Regina Rodrigues sublinha ainda que, no que concerne a política dos Recursos Humanos, o SESARAM privilegia a contratação, sobretudo dos médicos que fazem a formação específica (especialidade) na Região. “Esta é uma política adequada e desejável, mas não tem sido suficiente para colmatar todas as especialidades”, diz. As razões são diversas. Não só pelo facto de alguns médicos, no final da formação, optarem por não ficar no SESARAM, mas também porque as necessidades e exigências são outras, face às necessidades da população. “A necessidade de cuidados de saúde aumentou e nós não temos conseguido acompanhar, com as contratações, aquelas que são as necessidades da população, e isto tem sido mais específico nas especialidades que são transversais, nomeadamente a Anestesia, a Imagiologia e outra que são especialidades-âncora, das quais dependem toda a estrutura hospitalar.”

 

Mesmo assim, Regina Rodrigues salienta que nos últimos anos, com o final do PAEF, foi dada maior margem para a contratação de mais médicos. Em 2017, explica, foram celebrados 18 contratos (12 após conclusão de especialidade, 5 médicos assistentes em concurso externo e 1 para um médico aposentado). Este ano já foram celebrados 15 contratos, sendo que está já programada a abertura de concurso interno para mais 44 especialistas (24 na época de Fevereiro/Abril e 20 na época de Setembro/Outubro) e ainda um concurso externo para outros 13 médicos.

 

As contratações serão feitas, nas áreas consideradas muito carenciadas, garante a directora clínica. “Digo isto com muita satisfação.
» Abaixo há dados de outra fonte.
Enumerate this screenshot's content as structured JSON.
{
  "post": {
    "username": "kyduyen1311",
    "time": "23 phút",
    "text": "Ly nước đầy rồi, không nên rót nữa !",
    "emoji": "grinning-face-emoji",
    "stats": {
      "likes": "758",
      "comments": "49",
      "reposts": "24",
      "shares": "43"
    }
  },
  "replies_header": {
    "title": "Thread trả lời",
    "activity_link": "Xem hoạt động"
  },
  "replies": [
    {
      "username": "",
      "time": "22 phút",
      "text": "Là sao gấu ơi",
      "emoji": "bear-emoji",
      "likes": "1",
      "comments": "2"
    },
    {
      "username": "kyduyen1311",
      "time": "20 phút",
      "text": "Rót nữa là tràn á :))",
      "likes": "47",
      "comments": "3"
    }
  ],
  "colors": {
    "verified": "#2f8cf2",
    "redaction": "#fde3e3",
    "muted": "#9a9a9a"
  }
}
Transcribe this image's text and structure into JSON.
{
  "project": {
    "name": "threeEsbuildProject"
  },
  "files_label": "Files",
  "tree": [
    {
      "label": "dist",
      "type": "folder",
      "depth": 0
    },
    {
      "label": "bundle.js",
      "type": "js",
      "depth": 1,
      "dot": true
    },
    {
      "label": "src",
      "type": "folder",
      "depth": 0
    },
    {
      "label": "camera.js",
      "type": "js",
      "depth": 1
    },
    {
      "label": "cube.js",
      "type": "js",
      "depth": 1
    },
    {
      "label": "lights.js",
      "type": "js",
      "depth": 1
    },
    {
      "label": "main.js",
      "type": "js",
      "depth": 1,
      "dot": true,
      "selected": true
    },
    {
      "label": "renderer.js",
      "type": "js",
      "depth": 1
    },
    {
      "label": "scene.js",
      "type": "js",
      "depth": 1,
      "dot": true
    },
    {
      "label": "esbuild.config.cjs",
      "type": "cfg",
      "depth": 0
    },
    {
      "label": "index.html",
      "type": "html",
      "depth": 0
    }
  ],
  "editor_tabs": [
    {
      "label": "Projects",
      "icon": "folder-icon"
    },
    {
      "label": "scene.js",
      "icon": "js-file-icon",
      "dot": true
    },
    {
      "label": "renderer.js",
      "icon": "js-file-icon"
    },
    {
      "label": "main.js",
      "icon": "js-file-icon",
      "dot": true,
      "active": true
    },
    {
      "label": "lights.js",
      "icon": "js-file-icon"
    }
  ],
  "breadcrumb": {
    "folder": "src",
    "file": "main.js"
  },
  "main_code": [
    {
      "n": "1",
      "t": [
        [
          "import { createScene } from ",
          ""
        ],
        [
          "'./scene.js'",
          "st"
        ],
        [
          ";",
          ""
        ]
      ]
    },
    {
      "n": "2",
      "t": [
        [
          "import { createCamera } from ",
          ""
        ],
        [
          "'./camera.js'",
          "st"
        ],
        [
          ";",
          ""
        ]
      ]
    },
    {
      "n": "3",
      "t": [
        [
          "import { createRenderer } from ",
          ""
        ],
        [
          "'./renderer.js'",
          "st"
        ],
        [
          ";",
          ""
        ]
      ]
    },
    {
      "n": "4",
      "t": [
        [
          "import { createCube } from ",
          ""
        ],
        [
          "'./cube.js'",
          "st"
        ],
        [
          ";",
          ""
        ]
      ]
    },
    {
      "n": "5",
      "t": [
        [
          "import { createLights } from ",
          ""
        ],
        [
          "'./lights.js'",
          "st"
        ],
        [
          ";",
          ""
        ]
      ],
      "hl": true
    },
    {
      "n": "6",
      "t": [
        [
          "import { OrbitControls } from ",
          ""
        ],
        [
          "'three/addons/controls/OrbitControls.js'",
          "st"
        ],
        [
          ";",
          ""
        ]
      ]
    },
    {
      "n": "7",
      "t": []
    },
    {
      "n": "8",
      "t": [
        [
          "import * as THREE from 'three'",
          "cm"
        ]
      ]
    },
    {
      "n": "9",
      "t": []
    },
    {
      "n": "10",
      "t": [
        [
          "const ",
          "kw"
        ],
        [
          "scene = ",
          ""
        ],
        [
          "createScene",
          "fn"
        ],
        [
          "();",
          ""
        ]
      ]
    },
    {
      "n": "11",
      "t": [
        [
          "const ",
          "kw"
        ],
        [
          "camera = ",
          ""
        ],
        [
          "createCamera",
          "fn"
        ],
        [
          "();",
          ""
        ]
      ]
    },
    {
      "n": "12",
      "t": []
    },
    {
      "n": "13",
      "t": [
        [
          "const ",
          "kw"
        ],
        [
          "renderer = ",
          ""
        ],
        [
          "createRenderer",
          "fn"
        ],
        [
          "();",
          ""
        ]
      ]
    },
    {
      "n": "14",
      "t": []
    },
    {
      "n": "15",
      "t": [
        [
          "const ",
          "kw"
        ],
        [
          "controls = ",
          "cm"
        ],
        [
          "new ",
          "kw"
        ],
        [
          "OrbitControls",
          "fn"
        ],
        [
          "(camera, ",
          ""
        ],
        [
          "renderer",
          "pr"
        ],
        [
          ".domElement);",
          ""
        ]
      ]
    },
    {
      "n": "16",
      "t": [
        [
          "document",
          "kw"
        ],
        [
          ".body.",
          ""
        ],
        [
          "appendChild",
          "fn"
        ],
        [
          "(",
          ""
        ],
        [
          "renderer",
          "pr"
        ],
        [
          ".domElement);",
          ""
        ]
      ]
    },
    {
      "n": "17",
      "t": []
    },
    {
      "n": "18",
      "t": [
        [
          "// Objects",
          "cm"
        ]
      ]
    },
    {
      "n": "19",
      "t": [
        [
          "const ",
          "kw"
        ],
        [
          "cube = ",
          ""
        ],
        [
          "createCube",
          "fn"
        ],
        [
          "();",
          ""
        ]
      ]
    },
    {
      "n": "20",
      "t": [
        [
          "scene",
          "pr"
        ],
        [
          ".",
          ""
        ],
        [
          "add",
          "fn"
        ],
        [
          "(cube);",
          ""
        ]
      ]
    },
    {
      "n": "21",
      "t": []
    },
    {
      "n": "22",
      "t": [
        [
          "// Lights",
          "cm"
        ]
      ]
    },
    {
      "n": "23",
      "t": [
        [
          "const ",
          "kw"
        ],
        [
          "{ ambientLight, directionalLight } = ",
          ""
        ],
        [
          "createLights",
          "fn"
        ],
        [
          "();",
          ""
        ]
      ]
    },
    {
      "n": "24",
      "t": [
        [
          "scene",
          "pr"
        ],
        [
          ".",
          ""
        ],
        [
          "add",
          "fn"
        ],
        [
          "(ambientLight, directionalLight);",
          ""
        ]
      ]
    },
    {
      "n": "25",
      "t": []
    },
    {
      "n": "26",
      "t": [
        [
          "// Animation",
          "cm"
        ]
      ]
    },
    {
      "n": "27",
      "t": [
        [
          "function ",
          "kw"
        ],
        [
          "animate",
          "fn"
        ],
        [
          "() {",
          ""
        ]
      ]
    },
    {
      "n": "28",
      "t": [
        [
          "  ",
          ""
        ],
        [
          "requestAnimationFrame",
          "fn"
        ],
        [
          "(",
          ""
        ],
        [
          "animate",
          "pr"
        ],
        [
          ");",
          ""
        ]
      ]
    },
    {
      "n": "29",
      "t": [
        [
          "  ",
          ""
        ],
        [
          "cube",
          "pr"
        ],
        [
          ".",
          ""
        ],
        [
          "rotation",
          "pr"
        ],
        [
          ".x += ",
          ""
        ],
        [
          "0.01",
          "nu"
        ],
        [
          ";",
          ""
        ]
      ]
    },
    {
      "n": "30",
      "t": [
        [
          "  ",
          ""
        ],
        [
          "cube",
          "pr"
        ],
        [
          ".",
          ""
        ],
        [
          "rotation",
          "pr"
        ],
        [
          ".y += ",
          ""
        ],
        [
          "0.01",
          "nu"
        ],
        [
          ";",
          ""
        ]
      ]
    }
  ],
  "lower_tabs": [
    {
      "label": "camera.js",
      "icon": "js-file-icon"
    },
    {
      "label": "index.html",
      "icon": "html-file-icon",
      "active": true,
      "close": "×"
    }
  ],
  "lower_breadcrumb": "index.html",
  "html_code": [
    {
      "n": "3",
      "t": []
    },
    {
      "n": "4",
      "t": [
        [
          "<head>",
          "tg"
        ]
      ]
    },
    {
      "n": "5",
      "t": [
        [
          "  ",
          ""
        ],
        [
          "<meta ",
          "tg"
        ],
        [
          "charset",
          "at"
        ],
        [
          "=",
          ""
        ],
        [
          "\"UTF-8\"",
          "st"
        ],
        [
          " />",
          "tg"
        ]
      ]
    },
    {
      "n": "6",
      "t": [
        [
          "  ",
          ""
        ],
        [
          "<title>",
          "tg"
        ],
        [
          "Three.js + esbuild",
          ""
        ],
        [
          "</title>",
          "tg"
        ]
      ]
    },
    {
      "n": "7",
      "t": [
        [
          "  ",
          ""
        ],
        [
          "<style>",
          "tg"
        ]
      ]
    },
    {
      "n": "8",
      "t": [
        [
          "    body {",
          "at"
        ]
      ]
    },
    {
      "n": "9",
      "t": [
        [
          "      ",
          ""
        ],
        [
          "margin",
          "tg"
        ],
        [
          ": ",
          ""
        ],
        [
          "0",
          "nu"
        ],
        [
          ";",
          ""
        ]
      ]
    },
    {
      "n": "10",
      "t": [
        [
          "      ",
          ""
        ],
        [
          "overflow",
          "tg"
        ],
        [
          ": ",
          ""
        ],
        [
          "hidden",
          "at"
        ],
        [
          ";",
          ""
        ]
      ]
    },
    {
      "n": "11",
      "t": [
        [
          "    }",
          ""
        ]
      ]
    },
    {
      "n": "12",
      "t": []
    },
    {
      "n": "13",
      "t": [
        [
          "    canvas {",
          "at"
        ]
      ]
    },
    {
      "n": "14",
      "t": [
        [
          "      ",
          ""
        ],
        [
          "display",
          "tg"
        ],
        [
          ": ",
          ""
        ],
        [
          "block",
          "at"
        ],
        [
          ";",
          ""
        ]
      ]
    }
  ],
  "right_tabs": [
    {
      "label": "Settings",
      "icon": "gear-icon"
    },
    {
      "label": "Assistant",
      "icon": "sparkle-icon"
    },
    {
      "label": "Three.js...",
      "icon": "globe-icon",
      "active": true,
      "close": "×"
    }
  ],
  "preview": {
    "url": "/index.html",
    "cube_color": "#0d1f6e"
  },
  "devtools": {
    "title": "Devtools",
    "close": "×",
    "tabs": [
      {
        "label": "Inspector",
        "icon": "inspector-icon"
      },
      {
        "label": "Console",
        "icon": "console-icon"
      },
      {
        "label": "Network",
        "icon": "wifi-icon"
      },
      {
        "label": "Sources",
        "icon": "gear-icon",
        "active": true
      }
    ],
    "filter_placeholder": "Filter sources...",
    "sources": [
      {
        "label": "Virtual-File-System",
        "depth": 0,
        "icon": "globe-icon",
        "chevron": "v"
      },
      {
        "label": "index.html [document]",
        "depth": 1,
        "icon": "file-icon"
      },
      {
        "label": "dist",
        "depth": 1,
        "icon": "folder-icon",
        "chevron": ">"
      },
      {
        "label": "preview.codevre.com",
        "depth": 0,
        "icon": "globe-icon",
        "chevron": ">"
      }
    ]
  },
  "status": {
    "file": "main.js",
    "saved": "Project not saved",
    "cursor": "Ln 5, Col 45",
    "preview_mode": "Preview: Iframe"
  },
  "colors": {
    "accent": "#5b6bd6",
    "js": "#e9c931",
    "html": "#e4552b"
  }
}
Porque neste momento tenho autorização para ir contratando os médicos consoante eles terminem a especialidade”, acrescenta.

 

A responsável reforça assim a opção clara do SESARAM para privilegiar a vinculação e a contratação de médicos, em detrimento da contratação de prestação de serviços. “O recurso à prestação de serviços acontece nas situações em que seja reconhecida a imprescindibilidade desta situação”, diz. “O que nós desejamos mesmo é o SESARAM seja auto-sustentável e, no momento actual, tenho sentido uma grande abertura para responder às necessidades do Serviço em termos de recursos humanos. É claro que isto leva o seu tempo”, acrescenta, mas o caminho está a ser traçado e está a ser cumprido o plano de contratações que já foi iniciado.

 

Este ano, o concurso externo, por exemplo, vai privilegiar as áreas que têm mais constrangimentos, como é o caso da Anestesia, da Ortopedia, da Psiquiatria, da Imagiologia, da Cardiologia e da Medicina Geral e Familiar. Regina Rodrigues espera que as 13 vagas que serão abertas sejam ocupadas na totalidade.

 

Médicos de fora ajudam SESARAM em 5 especialidades

 

Ortopedia – há dois anos que é cumprido um protocolo com o Centro Hospitalar Universitário de Coimbra e que todos os fim-de-semana permite a colaboração de dois médicos especialistas que colaboram com o Serviço de Urgência.

 

Neonatologia – especialidade que tem uma grande escassez de recursos humanos em todo o país. Por outro lado, no SESARAM existe uma unidade de cuidados intensivos neonatais e pediátricos, particularidade que existe apenas em 3 hospitais do país, “o que faz com que a escassez de especialidades que cumpram estas duas especialidades seja ainda maior”. Normalmente, uma vez por semana, o SESARAM tem a colaboração de um neonatologista de fora. “O ideal é que seja um com formação em cuidados intensivos pediátricos, algo que nem sempre é possível, o que faz com que, os nossos médicos mesmo não estando a cumprir o Serviço de Urgência, tenham uma disponibilidade total para vir ao hospital sempre que seja necessário”, diz a directora clínica.

 

Pediatria – o quadro médico da sofreu algum envelhecimento. Há a necessidade de recorrer à prestação de serviços e, em média, o SESARAM tem a colaboração de dois pediatras, 3 vezes por semana.

 

Psiquiatria - foram contratados dois especialistas desde 2017 e assim foi reduzida a necessidade de prestação de serviços, “mas ainda temos a necessidade de ao longo da escala mensal de precisarmos a colaboração de mais dois médicos psiquiatras e pontualmente de uma outra médica”, esclarece.

 

Cardiologia – em termos de Serviço de Urgência, esta especialidade já precisou de, pontualmente, reforçar a sua escala com recurso a prestação de serviços.

 

In “Diário de Notícias”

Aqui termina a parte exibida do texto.